The Forward Method - Test the problem before committing to the solution.

The Forward Method is the methodology framework we apply across all our work with founders. It scales in depth depending on the engagement — from a 3-day bootcamp to a multi-week accelerator to open-ended incubation — but the core logic stays the same. The method draws on established frameworks like Customer Development (Steve Blank), Jobs-to-be-Done (Clayton Christensen), and Disciplined Entrepreneurship (Bill Aulet).

  • Value Proposition Design. Adapted for mapping founder assumptions against real customer needs, not just articulating a pitch.
  • Assumption Mapping Framework. For identifying and prioritizing the riskiest assumptions in a business model, so founders test what matters most.
  • Value Creation & Capture Mapping. For understanding how economic value actually flows between a startup and its stakeholders.
  • Financial Opportunity Assessment. For evaluating whether the size and shape of an opportunity justifies the investment required to pursue it.

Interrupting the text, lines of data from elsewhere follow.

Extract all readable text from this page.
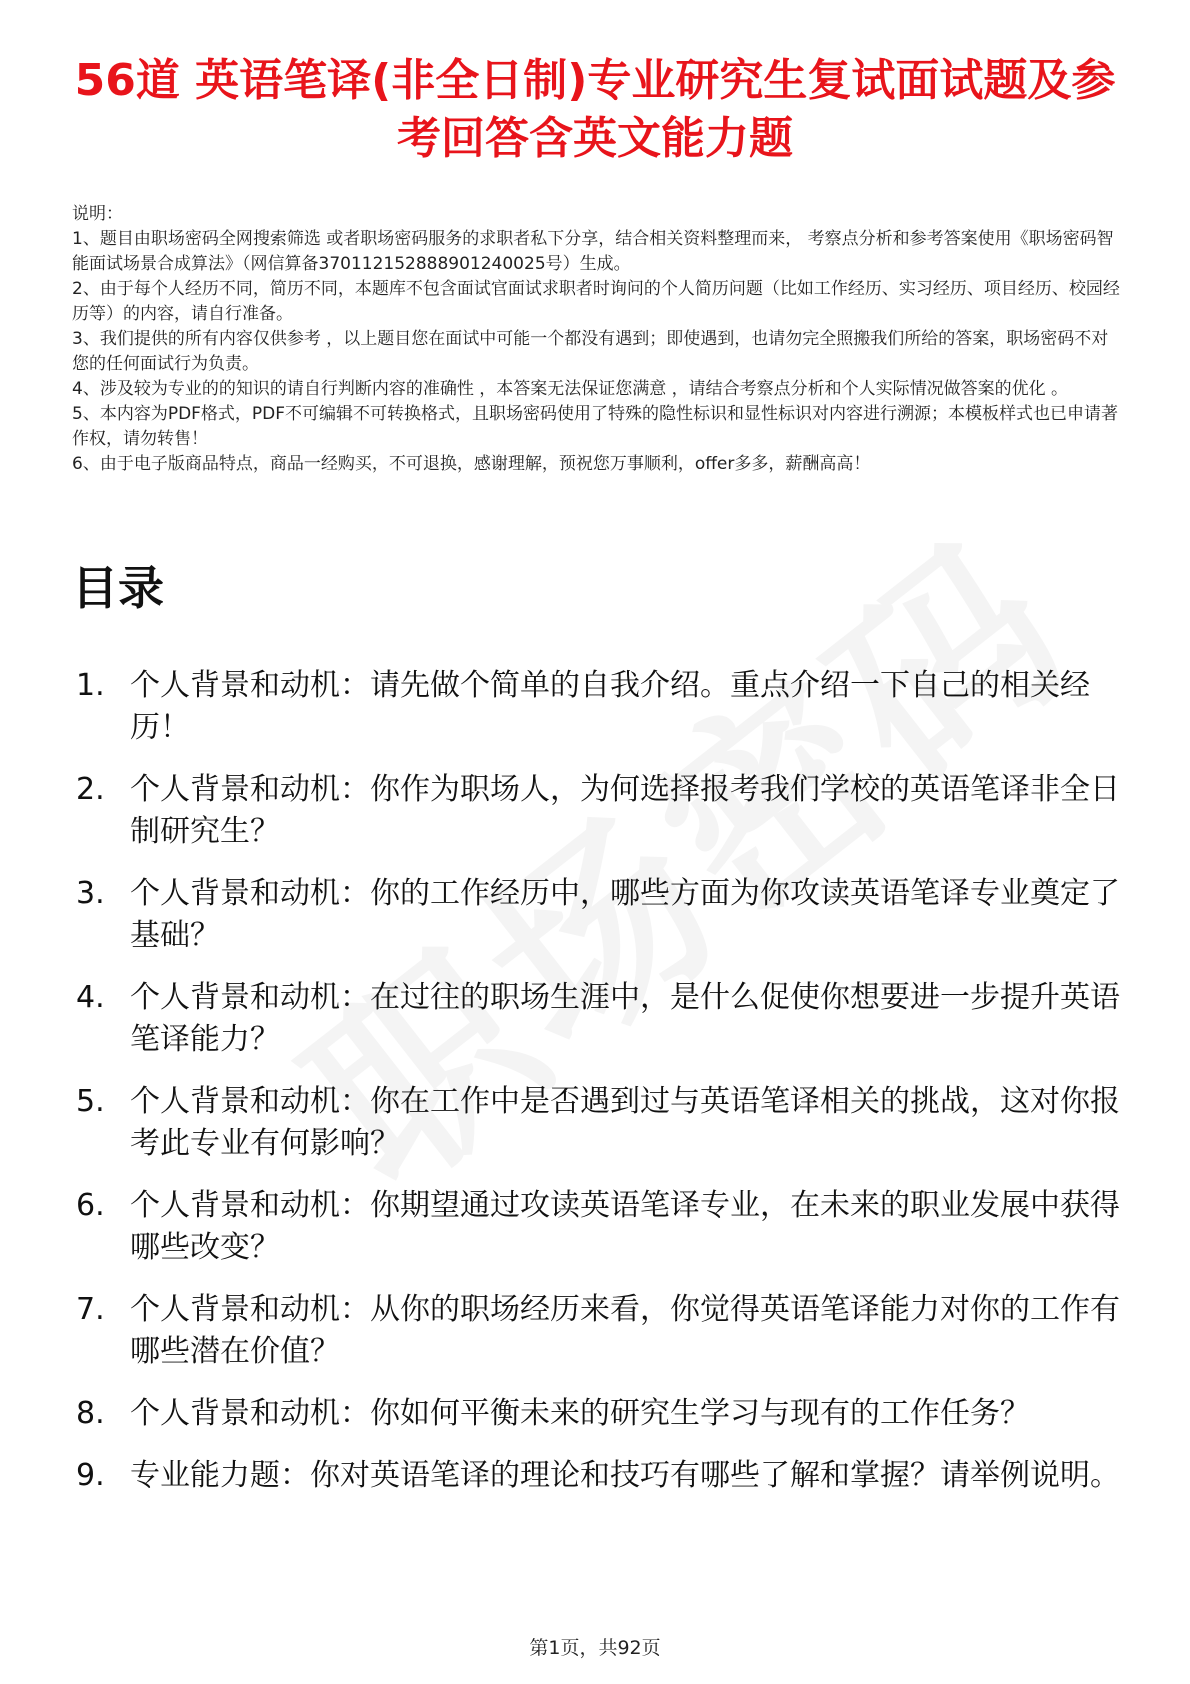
56道 英语笔译(非全日制)专业研究生复试面试题及参考回答含英文能力题

说明：

1、题目由职场密码全网搜索筛选 或者职场密码服务的求职者私下分享，结合相关资料整理而来， 考察点分析和参考答案使用《职场密码智能面试场景合成算法》（网信算备370112152888901240025号）生成。

2、由于每个人经历不同，简历不同，本题库不包含面试官面试求职者时询问的个人简历问题（比如工作经历、实习经历、项目经历、校园经历等）的内容，请自行准备。

3、我们提供的所有内容仅供参考 ，以上题目您在面试中可能一个都没有遇到；即使遇到，也请勿完全照搬我们所给的答案，职场密码不对您的任何面试行为负责。

4、涉及较为专业的的知识的请自行判断内容的准确性 ，本答案无法保证您满意 ，请结合考察点分析和个人实际情况做答案的优化 。

5、本内容为PDF格式，PDF不可编辑不可转换格式，且职场密码使用了特殊的隐性标识和显性标识对内容进行溯源；本模板样式也已申请著作权，请勿转售！

6、由于电子版商品特点，商品一经购买，不可退换，感谢理解，预祝您万事顺利，offer多多，薪酬高高！

目录
1. 个人背景和动机：请先做个简单的自我介绍。重点介绍一下自己的相关经历！
2. 个人背景和动机：你作为职场人，为何选择报考我们学校的英语笔译非全日制研究生？
3. 个人背景和动机：你的工作经历中，哪些方面为你攻读英语笔译专业奠定了基础？
4. 个人背景和动机：在过往的职场生涯中，是什么促使你想要进一步提升英语笔译能力？
5. 个人背景和动机：你在工作中是否遇到过与英语笔译相关的挑战，这对你报考此专业有何影响？
6. 个人背景和动机：你期望通过攻读英语笔译专业，在未来的职业发展中获得哪些改变？
7. 个人背景和动机：从你的职场经历来看，你觉得英语笔译能力对你的工作有哪些潜在价值？
8. 个人背景和动机：你如何平衡未来的研究生学习与现有的工作任务？
9. 专业能力题：你对英语笔译的理论和技巧有哪些了解和掌握？请举例说明。
第1页，共92页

What this looks like in practice

Regardless of format, the work follows the same progression:

  • Frame the problem. Move from a vague idea or technology to a clearly articulated problem worth solving and an opportunity worth pursuing.
  • Map the assumptions. Identify what the business model depends on being true — and rank those assumptions by risk and testability.
  • Run discovery. Structured conversations with real potential users and buyers. Not surveys. Not desk research. Direct, well-designed interviews that surface what people actually do, not what they say they might do.
  • Design experiments. Build the smallest possible test for the most important assumption. Interpret the results honestly.
  • Form or revise the model. Translate validated insights into a coherent model of value creation, delivery, and capture that can withstand scrutiny.

A deliberate way of engaging

We choose depth over scale. We take on fewer engagements because real involvement takes time, and we are not willing to do the work superficially.

This means we are selective about who we work with. It also means that when we commit, we commit — with attention, responsibility, and honest challenge at every stage.

We do not optimize for pitch readiness or investor narratives. We optimize for learning velocity and execution quality. The founders who benefit most from working with us are the ones who want to know what the evidence actually says, even when it complicates the plan.